İnsan retinanın iki önemli yapısal özelliği vardır. Bunlardan ilki, retinanın merkezinde bulunan yüksek derecede yoğunlaşmış bir fotoreseptör hücre alanı olan foveadır. Buradaki hücre yoğunluğu, bir şeye doğrudan baktığımızda, gözümüzün köşesinden bakmanın çok daha net olmasının nedenini açıklayan, çevreye göre birkaç kat daha fazladır.

Fovea, kafalarımızı hızla çevirmemize ve bizi şaşırtacak bir şeye bakmamıza neden olan davranışsal uyarlamalardan da sorumludur. Fovea olmasaydı ve fotoreseptör yoğunluğu retina yüzeyi boyunca aynıymışsa, bunu yapmamız gerekmeyecekti - sadece başımızı hafifçe döndürmemiz gerekiyordu ki olay en azından görüş alanımıza düştü. . Foveal alan görsel alanın nispeten küçük bir kısmı, yaklaşık 10 derece genişliğindedir.

Retinadaki ikinci önemli yapısal özellik bizim kör noktamızdır. Optik fiberin, fotoreseptörlerin küçük bir noktada bulunmasının önüne geçerek görsel bilgi almak için retinanın arkasına bağlandığı yer burasıdır. Beyinlerimiz kör noktalarımızı bizim için otomatik olarak doldurur, ancak çeşitli görsel egzersizler orada olduğunu kanıtlayabilir.

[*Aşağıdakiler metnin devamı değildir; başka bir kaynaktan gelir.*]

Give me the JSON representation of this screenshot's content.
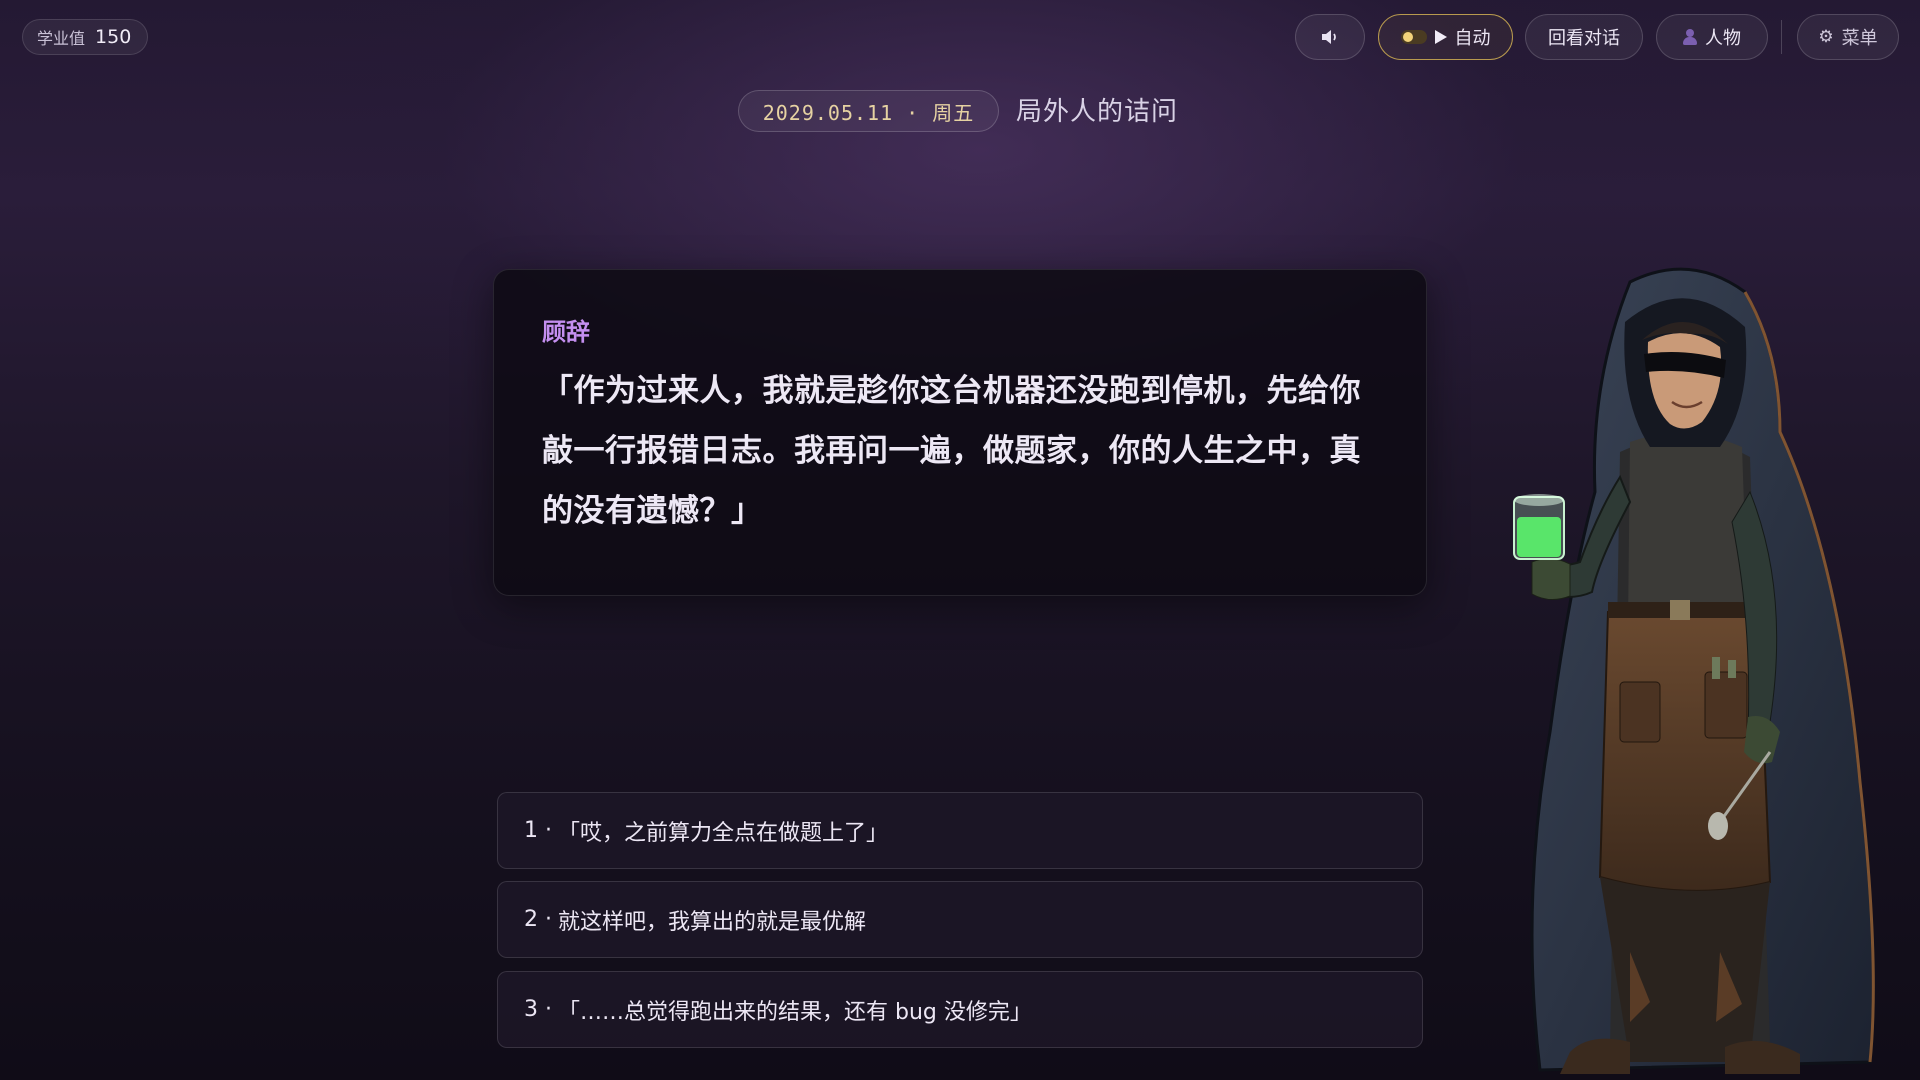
{
  "hud": {
    "score_label": "学业值",
    "score_value": "150"
  },
  "toolbar": {
    "sound_icon": "speaker-icon",
    "auto_label": "自动",
    "log_label": "回看对话",
    "characters_label": "人物",
    "menu_label": "菜单"
  },
  "scene": {
    "date": "2029.05.11 · 周五",
    "chapter_title": "局外人的诘问"
  },
  "dialogue": {
    "speaker": "顾辞",
    "text": "「作为过来人，我就是趁你这台机器还没跑到停机，先给你敲一行报错日志。我再问一遍，做题家，你的人生之中，真的没有遗憾？」"
  },
  "choices": [
    {
      "num": "1 ·",
      "text": "「哎，之前算力全点在做题上了」"
    },
    {
      "num": "2 ·",
      "text": "就这样吧，我算出的就是最优解"
    },
    {
      "num": "3 ·",
      "text": "「……总觉得跑出来的结果，还有 bug 没修完」"
    }
  ],
  "colors": {
    "speaker": "#c48ff0",
    "date_text": "#e6d2a2",
    "auto_border": "#b89a4e",
    "potion_green": "#5dff6e"
  }
}
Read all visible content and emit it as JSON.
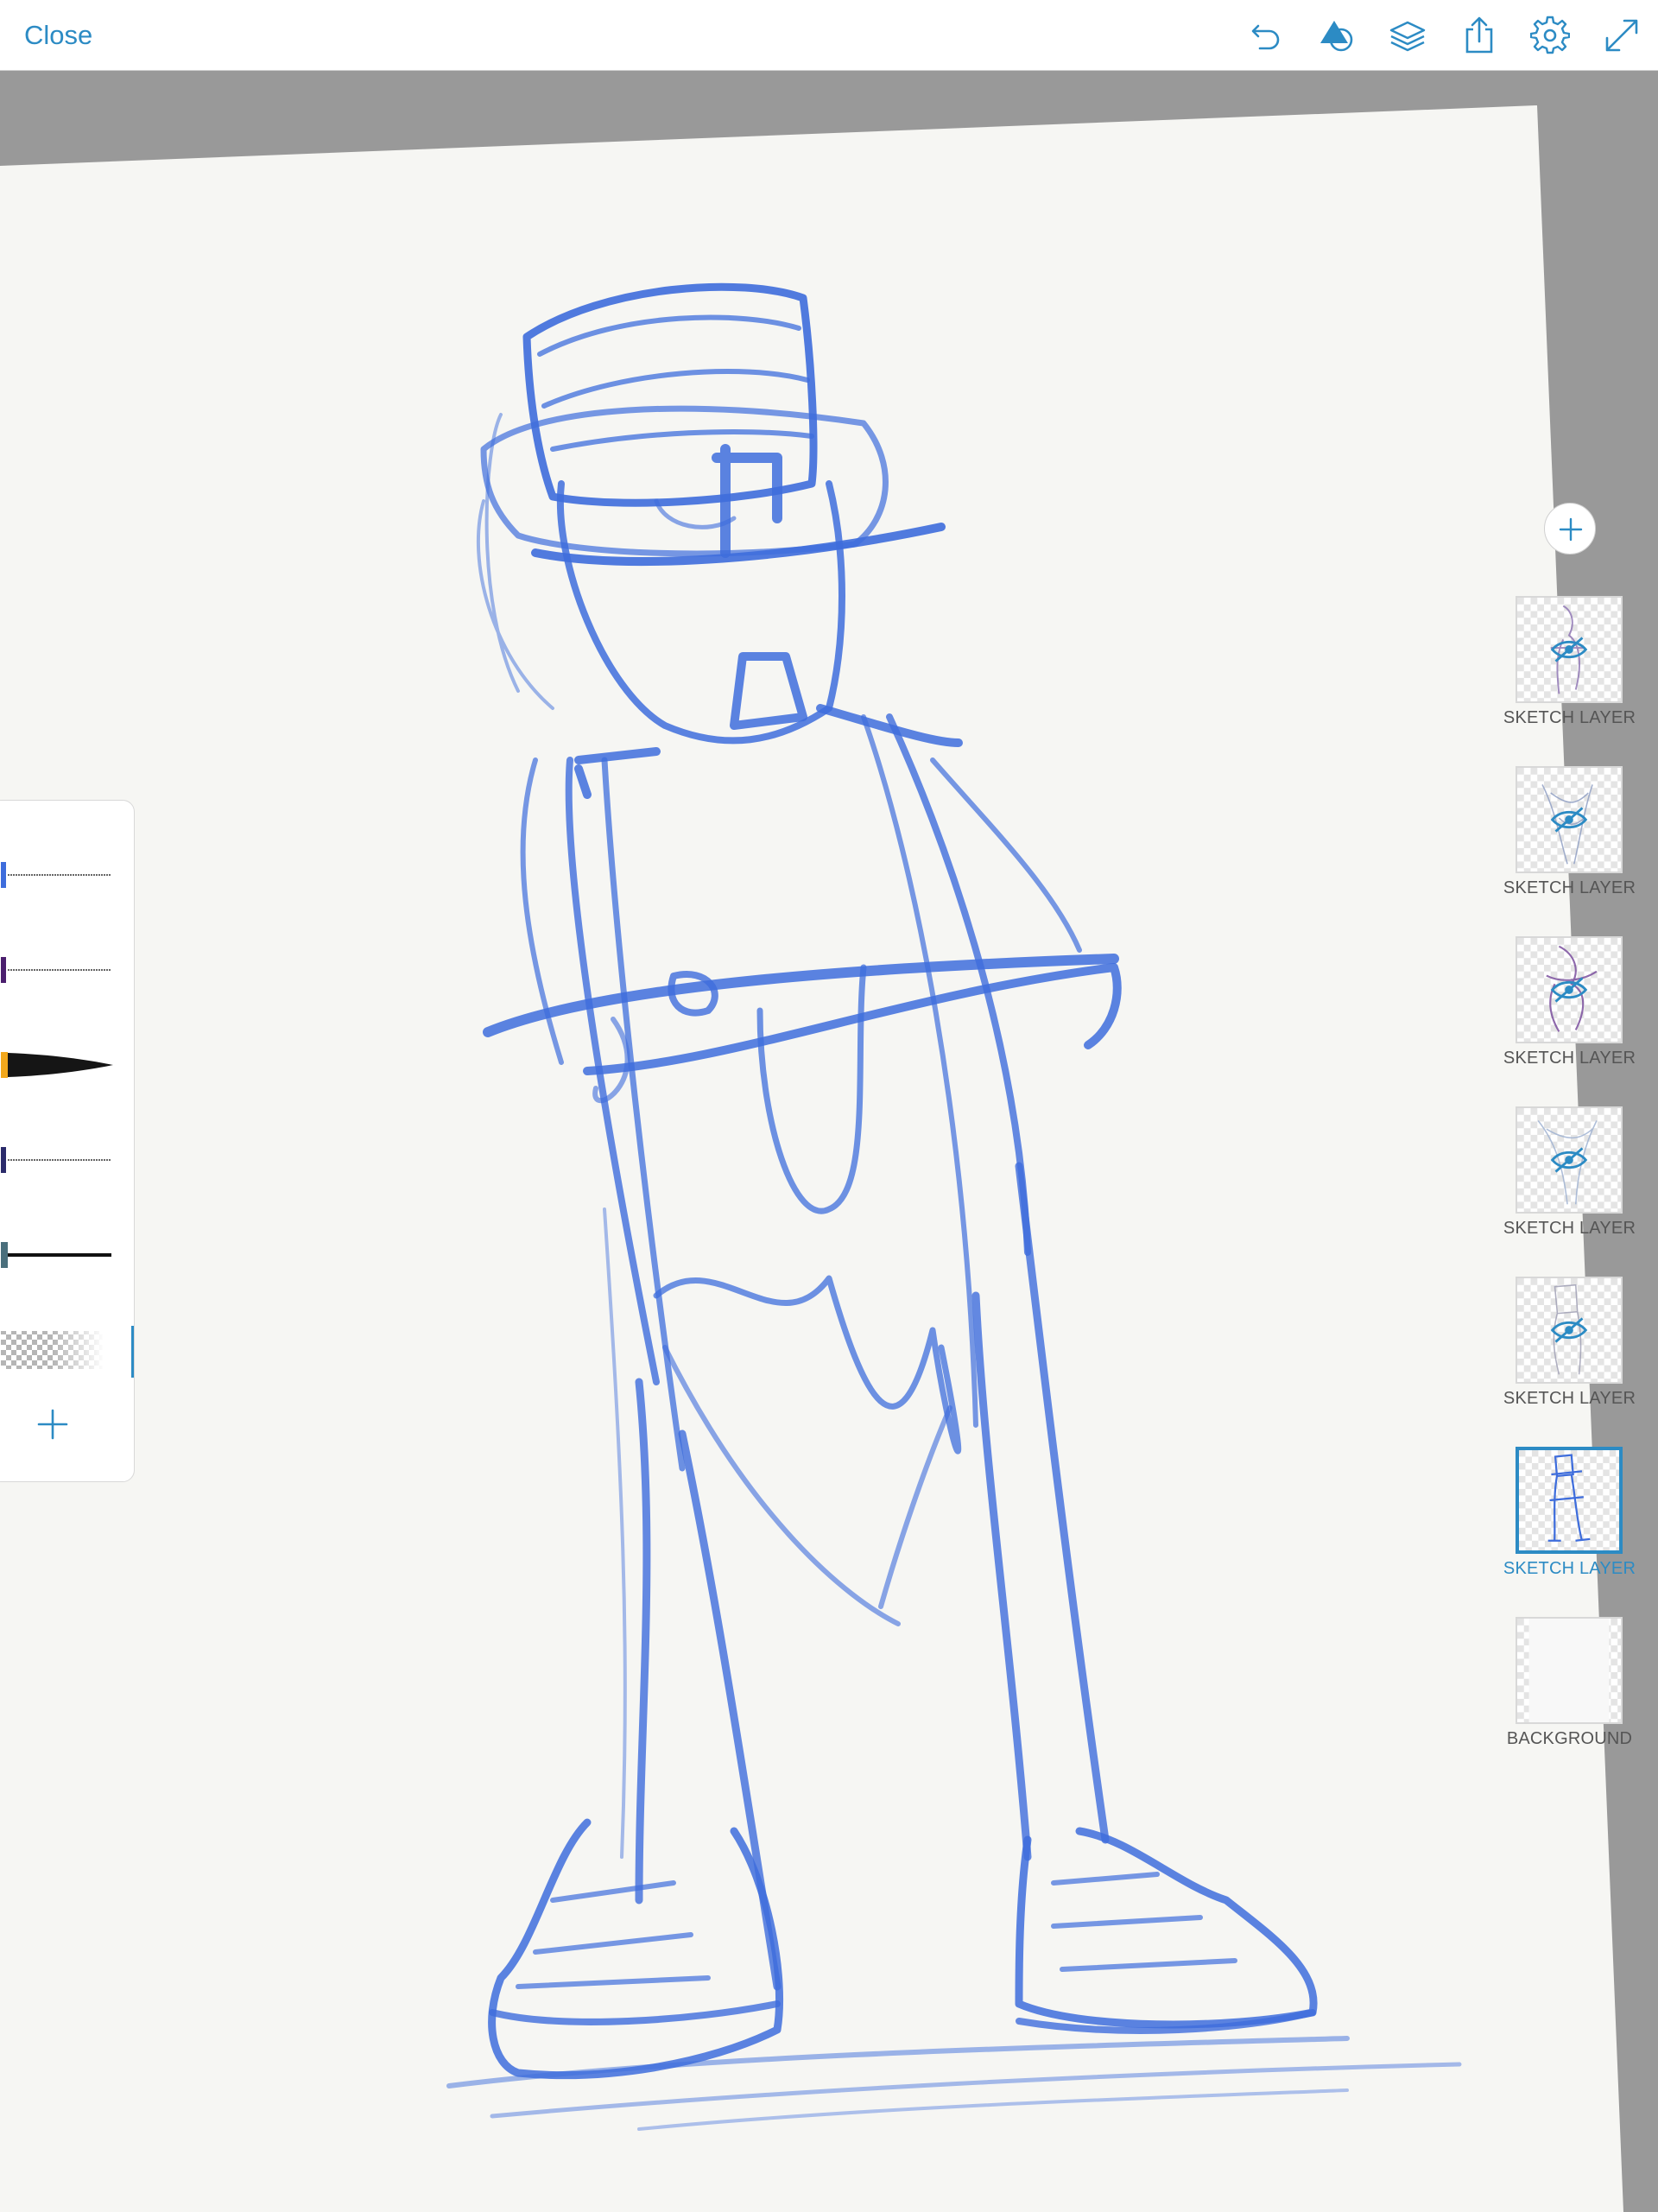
{
  "app": {
    "accent_color": "#2c8bc4",
    "canvas_color": "#f6f6f3",
    "stroke_color": "#3e6ddc"
  },
  "topbar": {
    "close_label": "Close",
    "tools": [
      {
        "icon": "undo-icon"
      },
      {
        "icon": "shapes-icon"
      },
      {
        "icon": "layers-icon"
      },
      {
        "icon": "share-icon"
      },
      {
        "icon": "settings-gear-icon"
      },
      {
        "icon": "fullscreen-expand-icon"
      }
    ]
  },
  "brush_panel": {
    "brushes": [
      {
        "icon": "pencil-brush-icon",
        "color": "#3e6ddc"
      },
      {
        "icon": "pencil-brush-icon",
        "color": "#4b1f6e"
      },
      {
        "icon": "ink-brush-icon",
        "color": "#f2a81d"
      },
      {
        "icon": "pencil-brush-icon",
        "color": "#2b2b6b"
      },
      {
        "icon": "line-brush-icon",
        "color": "#4a6f7c"
      },
      {
        "icon": "eraser-brush-icon",
        "color": "#9a9a9a"
      }
    ],
    "add_icon": "plus-icon"
  },
  "layers_panel": {
    "add_icon": "plus-icon",
    "layers": [
      {
        "name": "SKETCH LAYER",
        "hidden": true,
        "active": false
      },
      {
        "name": "SKETCH LAYER",
        "hidden": true,
        "active": false
      },
      {
        "name": "SKETCH LAYER",
        "hidden": true,
        "active": false
      },
      {
        "name": "SKETCH LAYER",
        "hidden": true,
        "active": false
      },
      {
        "name": "SKETCH LAYER",
        "hidden": true,
        "active": false
      },
      {
        "name": "SKETCH LAYER",
        "hidden": false,
        "active": true
      },
      {
        "name": "BACKGROUND",
        "hidden": false,
        "active": false
      }
    ]
  }
}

Işık bir kez elektriksel darbelere dönüştürüldüğünde ve optik fiberleri indirdikten sonra, görsel korteksin yerleştirildiği (birkaç duraklama yaptıktan sonra) beynin arkasına kadar uzanır. Görsel kortekste, dedektör hücrelerinin hiyerarşisi, görsel bilgide yararlı düzenleri izole ederek gereksiz bilgileri atar. Bir hücre katmanı, çizgiler ve eğriler gibi şeyleri algılar.

Daha yüksek bir katman, hareket ve 3B şekiller gibi düzenleri algılar. En yüksek katman, normal şartlar altında bilinçli görüş deneyiminden sorumlu olan gebeliklerin - genel sembollerin - ortaya çıktığı yerdir . Görsel korteks, hacimli bir nörobilim literatürüyle birlikte tüm beyin alanlarının en iyi anlaşılanları arasındadır.